Limitations & Future Work

  • Linearity of Personalized Transformations: Representation capability is limited to rotation/reflection, which may be insufficient for tasks requiring highly non-linear local adaptation; the authors also noted that degrees of freedom (\(r\) blocks) require manual tuning.
  • ⚠️ Generalization is Not Always Ranked First: While FEDOT(+B) achieved the highest average G (78.67%), on PACS, the purely global FedOT(All Global) generalization (94.55%) slightly outperformed FEDOT (94.53%), indicating trade-offs still exist between generalization and personalization in specific domains.
  • Dependence on FM Representation Quality: The method preserves rather than reshapes the geometry of FM representations. If a black-box FM performs poorly in a domain (e.g., TerraIncognita, G only 20-30%), orthogonal transformations cannot recover it.
  • Theoretical Bounds Limited to Linear Frameworks: The \(4\tau\) minimum bound is optimal within the premise of linear local transformations; whether it remains optimal outside the linear framework is an open question.
  • vs OFT / Orthogonal Fine-Tuning: OFT also uses orthogonal matrices but re-parameterizes internal FM weights, requiring white-box access. FEDOT places transformations outside the embeddings, specifically designed for black-box scenarios.
  • vs ZooPFL (Black-box FL): ZooPFL also addresses black-box FMs but relies on zeroth-order optimization to estimate gradients, resulting in high query complexity.
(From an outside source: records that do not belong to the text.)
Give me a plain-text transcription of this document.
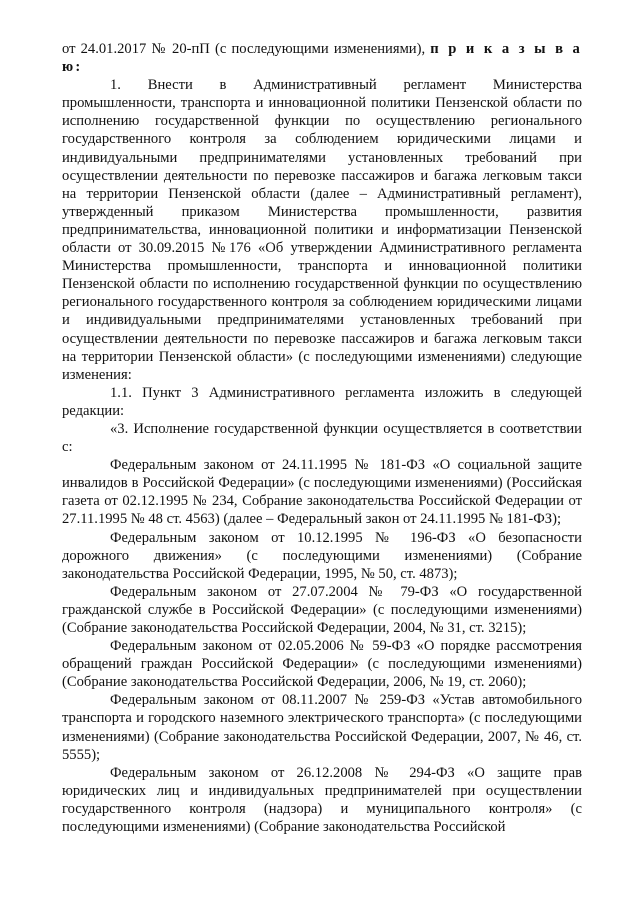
от 24.01.2017 № 20-пП (с последующими изменениями), п р и к а з ы в а ю:

1. Внести в Административный регламент Министерства промышленности, транспорта и инновационной политики Пензенской области по исполнению государственной функции по осуществлению регионального государственного контроля за соблюдением юридическими лицами и индивидуальными предпринимателями установленных требований при осуществлении деятельности по перевозке пассажиров и багажа легковым такси на территории Пензенской области (далее – Административный регламент), утвержденный приказом Министерства промышленности, развития предпринимательства, инновационной политики и информатизации Пензенской области от 30.09.2015 №176 «Об утверждении Административного регламента Министерства промышленности, транспорта и инновационной политики Пензенской области по исполнению государственной функции по осуществлению регионального государственного контроля за соблюдением юридическими лицами и индивидуальными предпринимателями установленных требований при осуществлении деятельности по перевозке пассажиров и багажа легковым такси на территории Пензенской области» (с последующими изменениями) следующие изменения:

1.1. Пункт 3 Административного регламента изложить в следующей редакции:

«3. Исполнение государственной функции осуществляется в соответствии с:

Федеральным законом от 24.11.1995 № 181-ФЗ «О социальной защите инвалидов в Российской Федерации» (с последующими изменениями) (Российская газета от 02.12.1995 № 234, Собрание законодательства Российской Федерации от 27.11.1995 № 48 ст. 4563) (далее – Федеральный закон от 24.11.1995 № 181-ФЗ);

Федеральным законом от 10.12.1995 № 196-ФЗ «О безопасности дорожного движения» (с последующими изменениями) (Собрание законодательства Российской Федерации, 1995, № 50, ст. 4873);

Федеральным законом от 27.07.2004 № 79-ФЗ «О государственной гражданской службе в Российской Федерации» (с последующими изменениями) (Собрание законодательства Российской Федерации, 2004, № 31, ст. 3215);

Федеральным законом от 02.05.2006 № 59-ФЗ «О порядке рассмотрения обращений граждан Российской Федерации» (с последующими изменениями) (Собрание законодательства Российской Федерации, 2006, № 19, ст. 2060);

Федеральным законом от 08.11.2007 № 259-ФЗ «Устав автомобильного транспорта и городского наземного электрического транспорта» (с последующими изменениями) (Собрание законодательства Российской Федерации, 2007, № 46, ст. 5555);

Федеральным законом от 26.12.2008 № 294-ФЗ «О защите прав юридических лиц и индивидуальных предпринимателей при осуществлении государственного контроля (надзора) и муниципального контроля» (с последующими изменениями) (Собрание законодательства Российской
FEDOT allows efficient gradient-based learning because it transforms external features, decoupling it entirely from the FM.
  • vs FedCLIP / PromptFL and other PEFT-FL: These are either purely global (FedCLIP) lacking personalization, or require full backpropagation through the encoder (PromptFL/VPT/CoCoOp), with costs scaling with the backbone. FEDOT uses a global classifier + local orthogonal transformation dual-parameter structure to balance generalization and personalization with costs independent of backbone scale.

Rating

  • Novelty: ⭐⭐⭐⭐⭐ The first framework to introduce orthogonal transformations to black-box FM-FL and provide an optimal bound for gradient conflict. Both the problem setting and the solution are novel.
  • Experimental Thoroughness: ⭐⭐⭐⭐ Extensive evaluation across five datasets, multiple seeds, and up to 75 clients with theoretical validation, though verification on larger-scale or stronger FM backbones is missing.
  • Writing Quality: ⭐⭐⭐⭐⭐ Clear closed loop from motivation through method and theory to experiments. Theorem 1 corresponds directly with ablation studies, offering high readability.
  • Value: ⭐⭐⭐⭐⭐ Given the trend of proprietary large models offering only APIs, "external black-box personalization" has significant real-world utility.